Je ne m’arrêterai pas aux prophéties qui suivent contre les divers peuples voisins : les Philistins, Moab, Damas (chap. XIV-XVIII). J’ai déjà dit que l’histoire de ces peuples nous est trop peu connue pour que ces chapitres puissent être consultés utilement sur la question qui m’occupe.

Mais les chapitres XVIII-XX sont remplis par une prophétie sur l’Égypte qui doit attirer toute l’attention des critiques. Le prophète annonce que l’Égypte va être désolée à la fois par la guerre civile d’abord, puis par la guerre étrangère. Elle va tomber sous la domination d’un roi Victorieux, qui lui fera durement sentir sa puissance. Quel est ce roi ? C’est Nabuchodonosor, si on en croit les livres qui portent les noms de Jérémie et d’Ézéchiel[1]. Mais outre que, là encore, nous serions loin du temps d’Isaïe, Nabuchodonosor n’a jamais conquis l’Égypte, et non-seulement il échoua en essayant de l’envahir, mais ce furent ses possessions à lui-même qui furent envahies et enlevées par les Égyptiens[2]. Le passage d’Isaïe ne se rapporte donc pas au temps de Nabuchodonosor.

Mais transportons-nous au milieu du IIe siècle, et nous y trouvons l’Égypte, d’abord déchirée et affaiblie par des dissensions intestines sous Ptolémée Épiphane, puis, sous Ptolémée Philométor, envahie par Antiochus l’Épiphane, qui en fut quelque temps le maître, et qui enfin ne lâcha prise que sur l’injonction des Romains.
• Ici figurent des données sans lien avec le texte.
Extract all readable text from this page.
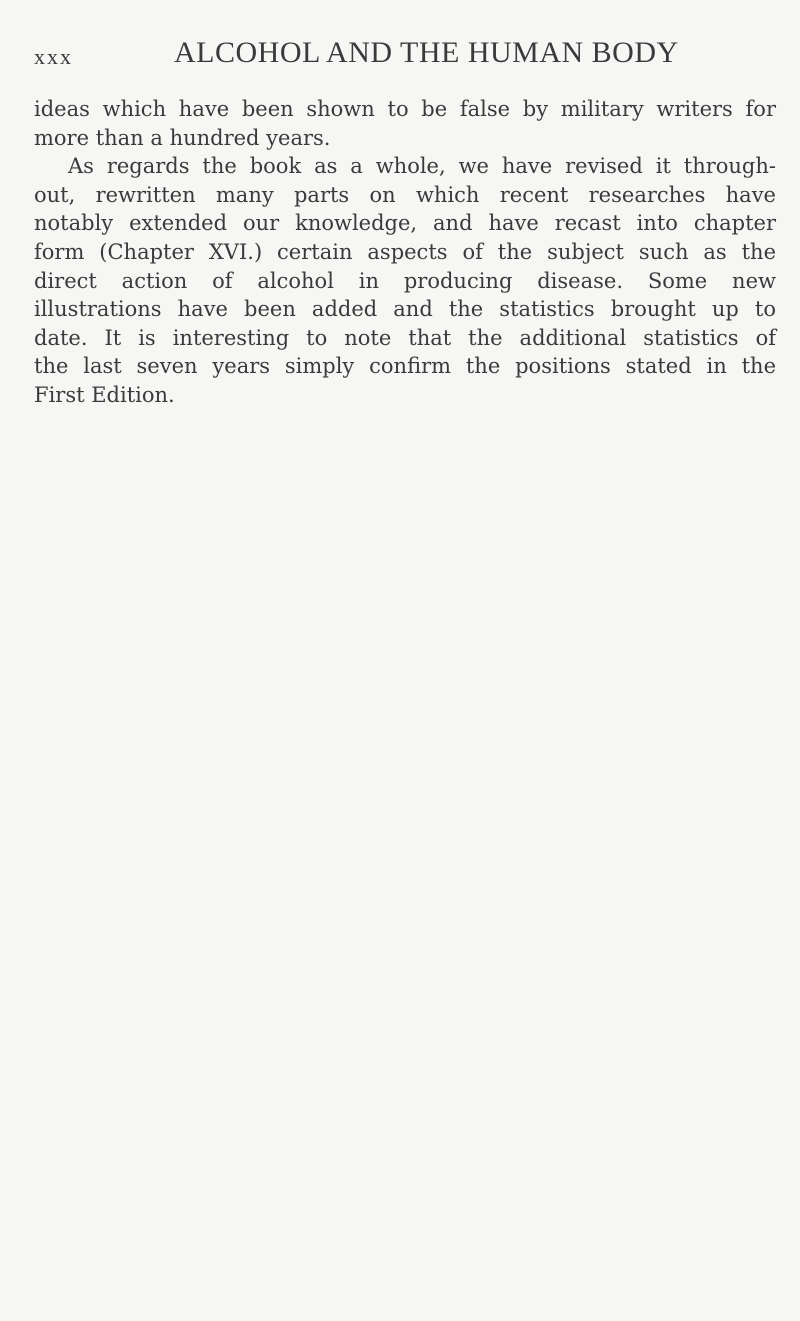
xxx	ALCOHOL AND THE HUMAN BODY
ideas which have been shown to be false by military writers for
more than a hundred years.
As regards the book as a whole, we have revised it through-
out, rewritten many parts on which recent researches have
notably extended our knowledge, and have recast into chapter
form (Chapter XVI.) certain aspects of the subject such as the
direct action of alcohol in producing disease. Some new
illustrations have been added and the statistics brought up to
date. It is interesting to note that the additional statistics of
the last seven years simply confirm the positions stated in the
First Edition.
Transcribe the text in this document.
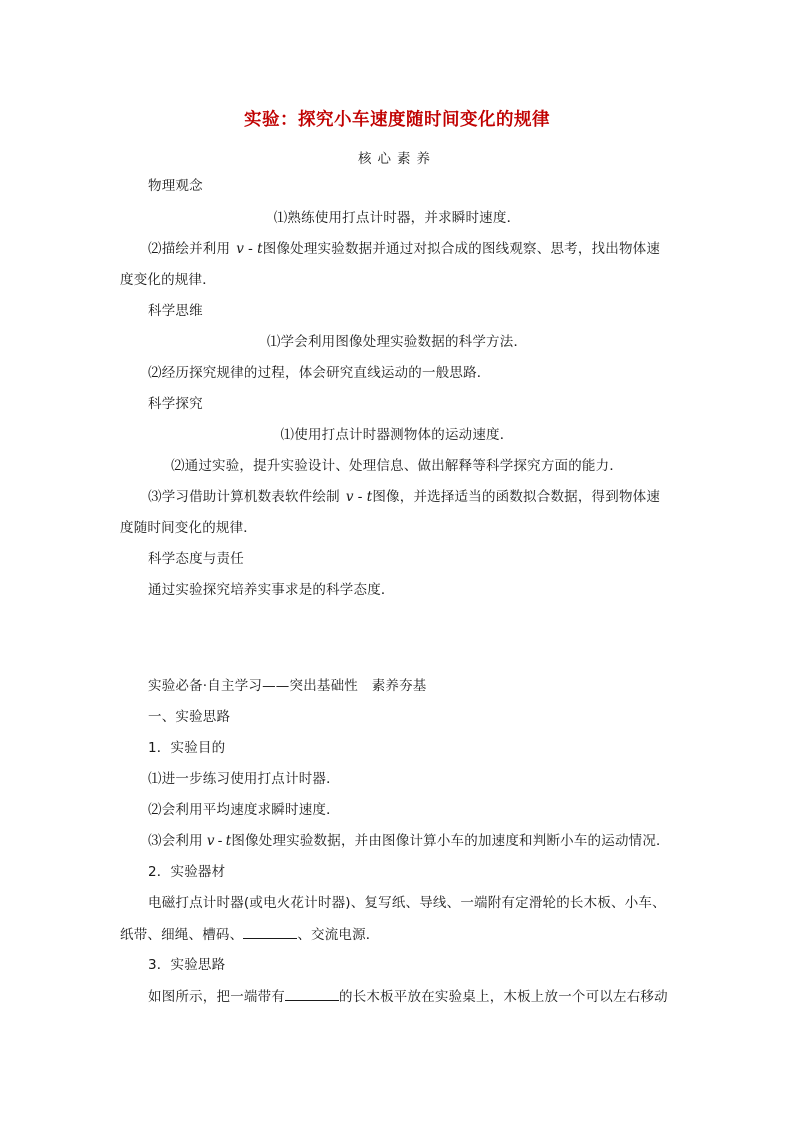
实验：探究小车速度随时间变化的规律
核心素养
物理观念
⑴熟练使用打点计时器，并求瞬时速度．
⑵描绘并利用 v - t图像处理实验数据并通过对拟合成的图线观察、思考，找出物体速
度变化的规律．
科学思维
⑴学会利用图像处理实验数据的科学方法．
⑵经历探究规律的过程，体会研究直线运动的一般思路．
科学探究
⑴使用打点计时器测物体的运动速度．
⑵通过实验，提升实验设计、处理信息、做出解释等科学探究方面的能力．
⑶学习借助计算机数表软件绘制 v - t图像，并选择适当的函数拟合数据，得到物体速
度随时间变化的规律．
科学态度与责任
通过实验探究培养实事求是的科学态度．
实验必备·自主学习——突出基础性　素养夯基
一、实验思路
1．实验目的
⑴进一步练习使用打点计时器．
⑵会利用平均速度求瞬时速度．
⑶会利用 v - t图像处理实验数据，并由图像计算小车的加速度和判断小车的运动情况．
2．实验器材
电磁打点计时器(或电火花计时器)、复写纸、导线、一端附有定滑轮的长木板、小车、
纸带、细绳、槽码、	、交流电源．
3．实验思路
如图所示，把一端带有	的长木板平放在实验桌上，木板上放一个可以左右移动
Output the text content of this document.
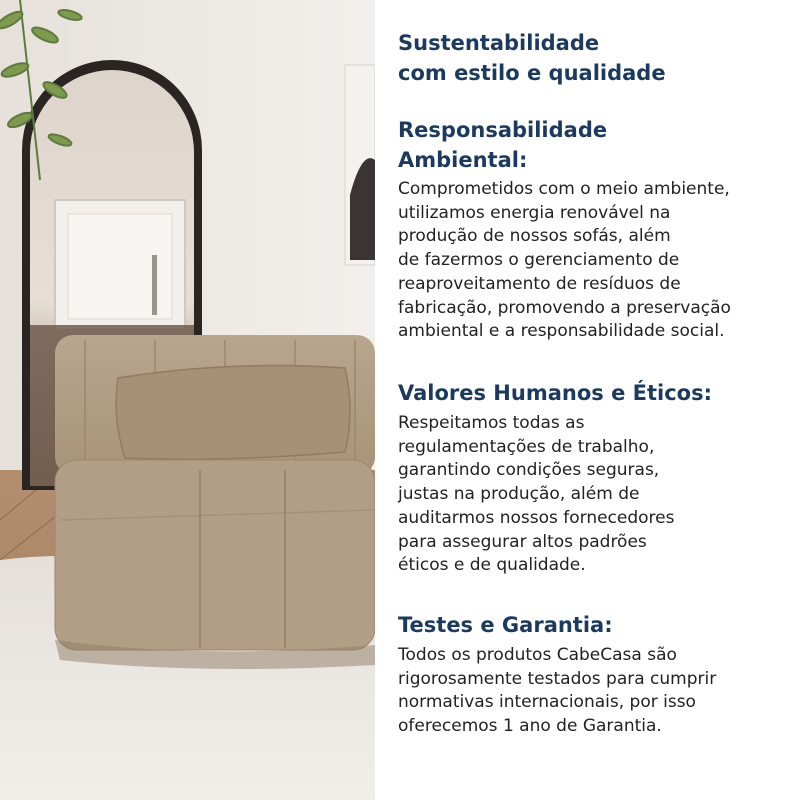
Sustentabilidade
com estilo e qualidade
Responsabilidade
Ambiental:

Comprometidos com o meio ambiente,
utilizamos energia renovável na
produção de nossos sofás, além
de fazermos o gerenciamento de
reaproveitamento de resíduos de
fabricação, promovendo a preservação
ambiental e a responsabilidade social.

Valores Humanos e Éticos:

Respeitamos todas as
regulamentações de trabalho,
garantindo condições seguras,
justas na produção, além de
auditarmos nossos fornecedores
para assegurar altos padrões
éticos e de qualidade.

Testes e Garantia:

Todos os produtos CabeCasa são
rigorosamente testados para cumprir
normativas internacionais, por isso
oferecemos 1 ano de Garantia.
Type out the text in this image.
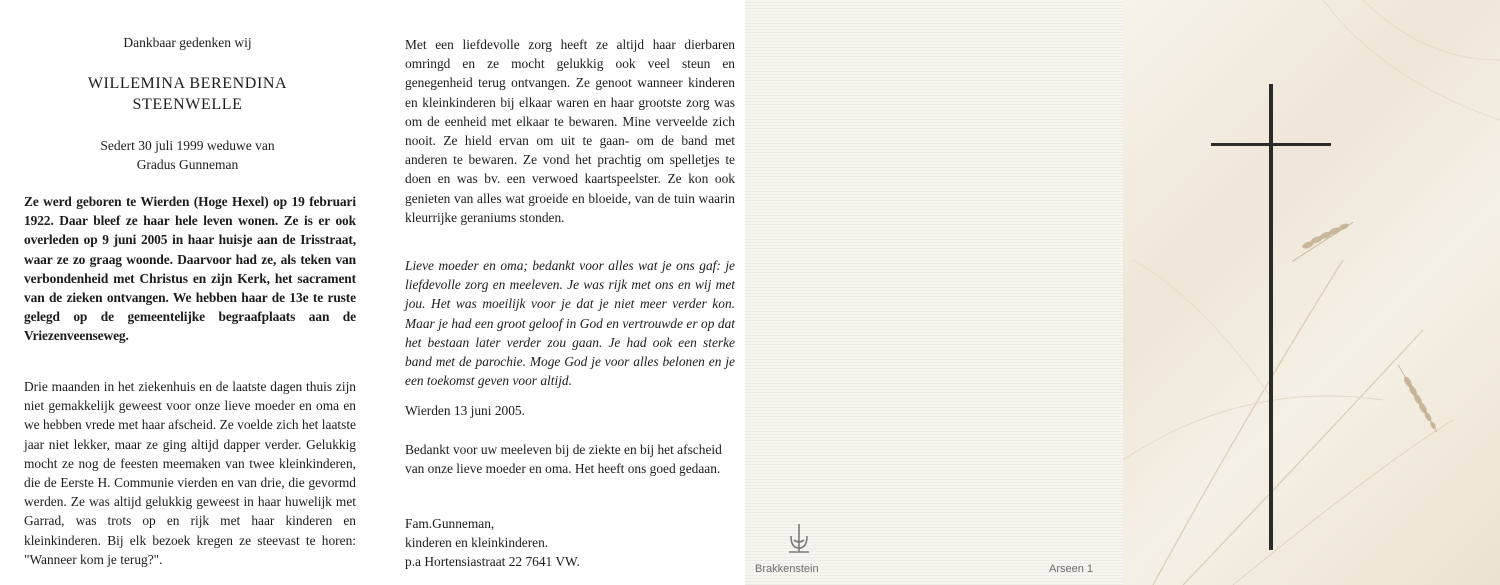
Dankbaar gedenken wij
WILLEMINA BERENDINA
STEENWELLE
Sedert 30 juli 1999 weduwe van
Gradus Gunneman
Ze werd geboren te Wierden (Hoge Hexel) op 19 februari 1922. Daar bleef ze haar hele leven wonen. Ze is er ook overleden op 9 juni 2005 in haar huisje aan de Irisstraat, waar ze zo graag woonde. Daarvoor had ze, als teken van verbondenheid met Christus en zijn Kerk, het sacrament van de zieken ontvangen. We hebben haar de 13e te ruste gelegd op de gemeentelijke begraafplaats aan de Vriezenveenseweg.
Drie maanden in het ziekenhuis en de laatste dagen thuis zijn niet gemakkelijk geweest voor onze lieve moeder en oma en we hebben vrede met haar afscheid. Ze voelde zich het laatste jaar niet lekker, maar ze ging altijd dapper verder. Gelukkig mocht ze nog de feesten meemaken van twee kleinkinderen, die de Eerste H. Communie vierden en van drie, die gevormd werden. Ze was altijd gelukkig geweest in haar huwelijk met Garrad, was trots op en rijk met haar kinderen en kleinkinderen. Bij elk bezoek kregen ze steevast te horen: "Wanneer kom je terug?".
Met een liefdevolle zorg heeft ze altijd haar dierbaren omringd en ze mocht gelukkig ook veel steun en genegenheid terug ontvangen. Ze genoot wanneer kinderen en kleinkinderen bij elkaar waren en haar grootste zorg was om de eenheid met elkaar te bewaren. Mine verveelde zich nooit. Ze hield ervan om uit te gaan- om de band met anderen te bewaren. Ze vond het prachtig om spelletjes te doen en was bv. een verwoed kaartspeelster. Ze kon ook genieten van alles wat groeide en bloeide, van de tuin waarin kleurrijke geraniums stonden.
Lieve moeder en oma; bedankt voor alles wat je ons gaf: je liefdevolle zorg en meeleven. Je was rijk met ons en wij met jou. Het was moeilijk voor je dat je niet meer verder kon. Maar je had een groot geloof in God en vertrouwde er op dat het bestaan later verder zou gaan. Je had ook een sterke band met de parochie. Moge God je voor alles belonen en je een toekomst geven voor altijd.
Wierden 13 juni 2005.
Bedankt voor uw meeleven bij de ziekte en bij het afscheid van onze lieve moeder en oma. Het heeft ons goed gedaan.
Fam.Gunneman,
kinderen en kleinkinderen.
p.a Hortensiastraat 22 7641 VW.	Brakkenstein	Arseen 1
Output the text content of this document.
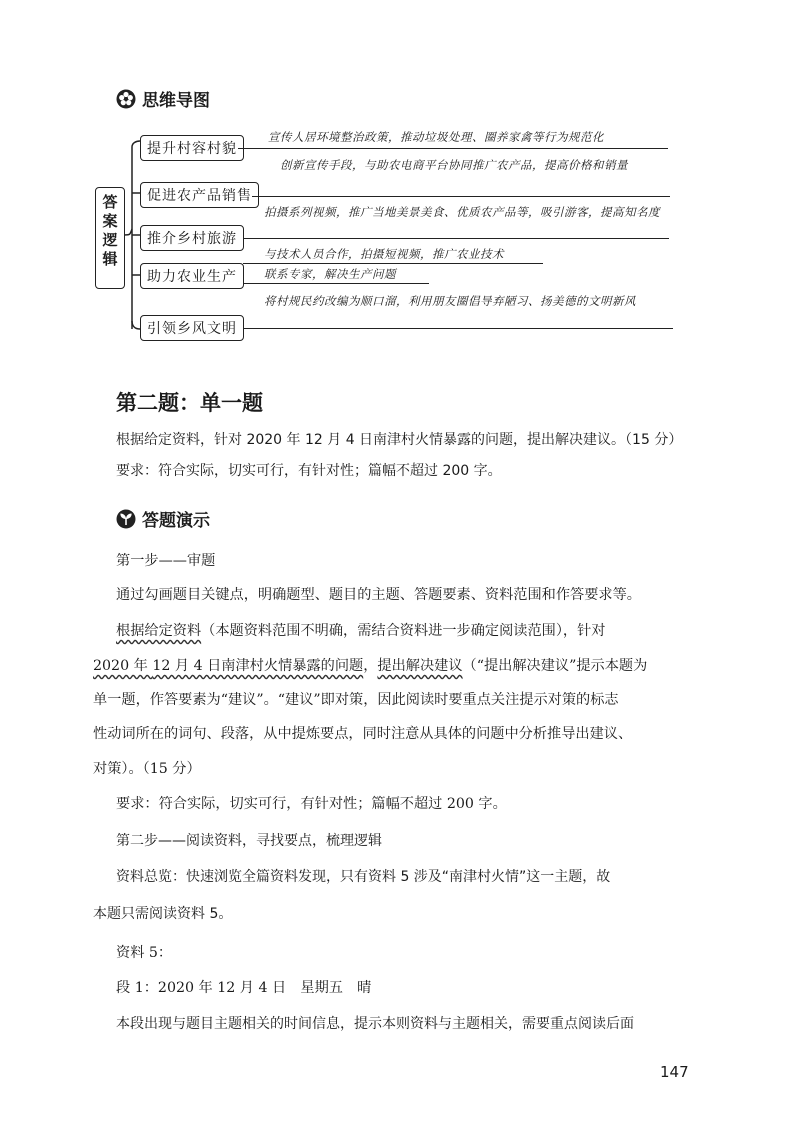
思维导图
答案逻辑
提升村容村貌
促进农产品销售
推介乡村旅游
助力农业生产
引领乡风文明
宣传人居环境整治政策，推动垃圾处理、圈养家禽等行为规范化
创新宣传手段，与助农电商平台协同推广农产品，提高价格和销量
拍摄系列视频，推广当地美景美食、优质农产品等，吸引游客，提高知名度
与技术人员合作，拍摄短视频，推广农业技术
联系专家，解决生产问题
将村规民约改编为顺口溜，利用朋友圈倡导弃陋习、扬美德的文明新风
第二题：单一题
根据给定资料，针对 2020 年 12 月 4 日南津村火情暴露的问题，提出解决建议。（15 分）
要求：符合实际，切实可行，有针对性；篇幅不超过 200 字。
答题演示
第一步——审题
通过勾画题目关键点，明确题型、题目的主题、答题要素、资料范围和作答要求等。
根据给定资料（本题资料范围不明确，需结合资料进一步确定阅读范围），针对
2020 年 12 月 4 日南津村火情暴露的问题，提出解决建议（“提出解决建议”提示本题为
单一题，作答要素为“建议”。“建议”即对策，因此阅读时要重点关注提示对策的标志
性动词所在的词句、段落，从中提炼要点，同时注意从具体的问题中分析推导出建议、
对策）。（15 分）
要求：符合实际，切实可行，有针对性；篇幅不超过 200 字。
第二步——阅读资料，寻找要点，梳理逻辑
资料总览：快速浏览全篇资料发现，只有资料 5 涉及“南津村火情”这一主题，故
本题只需阅读资料 5。
资料 5：
段 1：2020 年 12 月 4 日　星期五　晴
本段出现与题目主题相关的时间信息，提示本则资料与主题相关，需要重点阅读后面
147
Cela se passait immédiatement avant les violences d’Antiochus contre Israël.

Voilà le fait principal, mais les détails achèvent de nous éclairer. Le prophète nous dit qu’en ce temps-là les Égyptiens apportent des offrandes à Jéhova Sabaoth (18-7). Et plus loin (19-16), après avoir déclaré que c’est Jéhova qui frappe l’Égypte, il ajoute que le nom de Juda est désormais en vénération chez les Égyptiens ; puis il continue : « En ce temps-là il y aura cinq villes dans le pays d’Égypte, qui parleront la langue de Chanaan, et qui jureront par Jéhova Sabaoth ; l’une d’elles sera appelée ville du soleil[3]. » Il

  1. Jérémie, 43, 11 ; Ézéchiel, 29, 19.
  2. Maspero, Histoire ancienne des peuples de l’Orient, ch. XII, p. 504.
  3. En grec, Héliopolis. Pour la leçon, Ville du Soleil, voir Gesenius, Lexicon manuale, 1847. p. 338 bis.